Letters

Travel to Colombia

Re Bryan Hendricks' article on Colombia: My husband and I read Bryan every day and enjoy his informed and enthusiastic articles on sports and human stories vis-à-vis these articles. As I write this, we are in Cartagena for a four-day visit and imagine our surprise when his article on fishing in Colombia was in the March 21 paper.

We think Bryan must've been very tired because he seems to reflect the same things that people from America often say about foreign countries, especially Third World countries. His article was not positive. We were having such a great experience here in the same part of town using the same forms of transportation that we are compelled to say, "not so fast."

We did do our own research, planning and arrangements, which included figuring out out what we wanted to do and how we were going to do it and how to avoid people who were trying to sell us things or steer us in a direction we don't want to go. We travel often to countries with congestion and populations who are trying to survive on tourism.

Please, Bryan, be more fair and perseverant when you travel. By the way, the bay and the ocean are very calm today ... we just took a ride in a small motorized boat.

PAT TORVESTAD

Little Rock

Parents can choose

For secularists such as John W. "Doc" Crawford, children apparently belong to the state and it is only at sufferance of it that parents exert any influence at all over their own children.

Thus, we learn from Mr. Crawford that Gov. Sarah Sanders is creating a "theocracy" by supporting tuition vouchers. Mr. Crawford, tuition vouchers merely allow parents to direct their own tax dollars (where do you suppose that the funding for government schools originates?) to what they (parents) deem to be a superior vehicle for the education of their children.

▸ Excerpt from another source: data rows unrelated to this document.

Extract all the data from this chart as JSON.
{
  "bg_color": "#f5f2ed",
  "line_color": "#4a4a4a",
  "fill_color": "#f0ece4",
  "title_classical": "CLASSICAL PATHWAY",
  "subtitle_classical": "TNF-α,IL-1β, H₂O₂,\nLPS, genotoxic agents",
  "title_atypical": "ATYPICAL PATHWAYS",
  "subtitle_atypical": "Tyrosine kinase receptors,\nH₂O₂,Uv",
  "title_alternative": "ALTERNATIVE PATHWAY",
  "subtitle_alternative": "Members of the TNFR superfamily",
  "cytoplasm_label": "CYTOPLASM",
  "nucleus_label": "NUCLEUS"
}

It is curious that the strident advocates of "diversity" and "inclusion" suddenly become so rigid and intolerant.

Contrary to the popular assumption, government schools have not been around forever. The signers of the Declaration of Independence and the framers of the Constitution never heard of the concept.

Perhaps it is time to go "back to the future" and eliminate government schools altogether.

J. FRED HART JR.

Little Rock

Leave science to them

When will Sarah H.S. and so many others like her (mostly Republicans and ultra-conservative right-wingers and evangelicals) get a clue about scientific facts and real information, supported by open-minded and truly educated citizens? But like so many other hypocrites, they use false or incomplete information to support their biblical perspectives and interpretations about such things as reproduction, genetics, geology, even history to misinform and indoctrinate their "believers" in their "truths" about everything on Earth.

Please leave the medical field to doctors and research scientists, for they know much more than you know about almost everything of humans' existence. Let parents help decide what's in the best interest of their children. You are making unwanted and uninformed decisions about things you know little about. It's a disgrace to use your interpretations of biblical scripture to force people to accept your beliefs. As a teacher of science for over 30 years, I have been told by local citizens and parents that everything you need to know is in your Bible(?), and that they don't want their kids to think or question things; they are just to accept what they have been told(?).

The worst of all is when you foster distrust, even hatred in others, "non-believers." Many of our religious leaders and pastors promote many ideas, then they tell us it's all in "God's" plan. What ever happened to W.W.J.D. (What Would Jesus Do?) and the belief in Open Hearts, Open Doors, Open Minds. I don't think the Bible should be used to exclude any of these precepts.